The proposal doesn’t address related transaction costs, but that seems to have been because the IASB didn’t think it was necessary, noting in a staff paper that IFRIC had previously considered the issue and decided not to add it to its agenda. The staff also noted in that paper: “the purpose of the project is to develop answers to application questions on applying the equity method. We reviewed the initial input from constituents and did not find questions about how to recognize acquisition-related costs.” Given this fact, and the absence of a “quick” answer in IFRS (because one’s view might differ depending on whether one analogizes with acquiring an asset or with acquiring a subsidiary, among other things), the exposure draft ended up being silent on the issue.
Some high-profile respondents, such as the UK Endorsement Board, simply supported the proposed definition without further elaboration. But some others, such as the Austrian Financial Reporting Advisory Committee, zoomed in on the transaction costs issue:
- The ED does not specify whether transaction costs should be included in the carrying amount of the investment. The treatment of transaction costs should be dependent on whether the equity method is considered as a measurement basis or as a one-line consolidation. If the equity method is seen as a measurement basis, transaction costs should be added to the cost of the underlying investment. Under the view of the equity method as pure consolidation approach, transaction costs should be treated according to the principles in IFRS 3 and accordingly should be immediately expensed in profit or loss. We recommend that the IASB clarifies which view should prevail. Clarifying the treatment of transaction costs would avoid creating a new source of diversity in practice. As transaction costs for investments in equity instruments are expensed under other standards, i.e. IFRS 9 and IFRS 3, we suggest that this treatment should also be used for investments under IAS 28.

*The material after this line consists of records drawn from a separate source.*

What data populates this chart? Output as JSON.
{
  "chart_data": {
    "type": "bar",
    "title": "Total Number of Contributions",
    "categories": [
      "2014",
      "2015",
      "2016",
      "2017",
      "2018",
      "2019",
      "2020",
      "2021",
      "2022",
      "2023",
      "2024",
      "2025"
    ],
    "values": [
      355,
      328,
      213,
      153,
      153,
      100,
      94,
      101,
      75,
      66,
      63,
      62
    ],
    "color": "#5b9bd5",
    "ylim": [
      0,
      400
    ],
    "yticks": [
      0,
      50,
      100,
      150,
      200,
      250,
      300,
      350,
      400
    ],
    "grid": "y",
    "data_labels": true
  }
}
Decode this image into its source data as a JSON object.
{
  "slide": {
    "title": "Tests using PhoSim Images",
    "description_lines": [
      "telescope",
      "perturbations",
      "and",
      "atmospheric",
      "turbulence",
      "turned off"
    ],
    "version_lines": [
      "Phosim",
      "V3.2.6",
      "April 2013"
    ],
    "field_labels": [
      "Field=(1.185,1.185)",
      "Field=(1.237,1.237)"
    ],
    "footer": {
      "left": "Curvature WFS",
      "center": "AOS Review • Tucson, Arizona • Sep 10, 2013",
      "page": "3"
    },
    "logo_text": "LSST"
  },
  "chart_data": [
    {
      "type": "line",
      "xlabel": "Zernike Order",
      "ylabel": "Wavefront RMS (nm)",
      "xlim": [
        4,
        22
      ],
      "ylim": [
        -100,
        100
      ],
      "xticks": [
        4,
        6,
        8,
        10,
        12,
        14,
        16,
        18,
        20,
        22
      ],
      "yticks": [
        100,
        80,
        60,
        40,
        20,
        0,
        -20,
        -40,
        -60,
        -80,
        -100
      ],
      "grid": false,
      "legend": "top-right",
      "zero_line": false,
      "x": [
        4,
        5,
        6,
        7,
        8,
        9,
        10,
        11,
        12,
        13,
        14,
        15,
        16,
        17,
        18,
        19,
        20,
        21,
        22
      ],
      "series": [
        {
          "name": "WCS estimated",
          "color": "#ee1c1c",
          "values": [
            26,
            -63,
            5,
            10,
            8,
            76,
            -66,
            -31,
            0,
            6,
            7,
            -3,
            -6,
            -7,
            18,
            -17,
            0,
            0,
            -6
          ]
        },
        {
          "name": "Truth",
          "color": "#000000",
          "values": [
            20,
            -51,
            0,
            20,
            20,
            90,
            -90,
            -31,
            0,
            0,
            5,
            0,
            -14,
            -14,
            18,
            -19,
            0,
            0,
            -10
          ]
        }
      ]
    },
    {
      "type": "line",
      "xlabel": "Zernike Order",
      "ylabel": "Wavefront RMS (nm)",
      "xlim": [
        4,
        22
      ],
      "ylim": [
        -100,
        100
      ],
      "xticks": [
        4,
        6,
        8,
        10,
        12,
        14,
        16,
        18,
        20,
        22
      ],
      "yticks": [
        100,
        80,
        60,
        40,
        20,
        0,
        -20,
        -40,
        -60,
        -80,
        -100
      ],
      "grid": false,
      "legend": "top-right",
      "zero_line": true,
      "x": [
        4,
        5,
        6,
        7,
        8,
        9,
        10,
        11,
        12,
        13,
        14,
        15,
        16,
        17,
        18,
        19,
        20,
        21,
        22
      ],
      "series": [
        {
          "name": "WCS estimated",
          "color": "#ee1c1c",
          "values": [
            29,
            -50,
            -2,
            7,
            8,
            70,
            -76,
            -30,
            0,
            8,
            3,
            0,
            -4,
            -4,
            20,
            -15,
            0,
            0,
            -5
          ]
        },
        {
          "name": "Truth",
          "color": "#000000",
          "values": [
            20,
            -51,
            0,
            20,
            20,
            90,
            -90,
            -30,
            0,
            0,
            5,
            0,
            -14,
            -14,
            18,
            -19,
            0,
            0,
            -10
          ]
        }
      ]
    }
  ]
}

PricewaterhouseCoopers also commented on that issue, and suggested an alternative way to go:
- To provide a practical solution to this question and to drive consistency of application, we think that the definition of “Cost of the associate or joint venture’ should include transaction costs. This would be consistent with the Conceptual Framework for financial reporting where the value of the costs incurred in acquiring an asset comprises the consideration paid plus transaction costs. In addition, we think that the Basis for Conclusions should include an explanation that this is a practical fix to drive consistency only, and it does not intend to answer the underlying conceptual question or suggest that the acquisition of an associate or joint venture should be considered the acquisition of an asset and not a business.
Many other respondents addressed the matter as well, some suggesting their preferred treatment (generally consistent with PWC’s suggestion), others only requesting that the issue be clarified one way or the other. But presumably many of those respondents had seen the staff paper cited above, or were otherwise well aware that the IASB hadn’t just overlooked the issue, and one wonders whether they were truly worried about the possible creation of (to quote the above) a new source of diversity in practice. After all, no financial statement analysis and resulting investment decision will ever remotely turn on whether or not the initial recognition amount of a newly-acquired associate included transaction costs. One wonders whether, in raising the issue, some of the respondents were primarily engaging in a form of self-branding, using the comment letter to flag to others (or maybe even to themselves) their thoroughness. Or alternatively (because I don’t merely mean to be cynical) it truly bothers them that IFRS, no matter how principle-based, should leave any pluggable hole unplugged. As I said, it’s an informative case study, for how even a relatively tiny issue can trigger a multiplicity of reactions…
The opinions expressed are solely those of the author.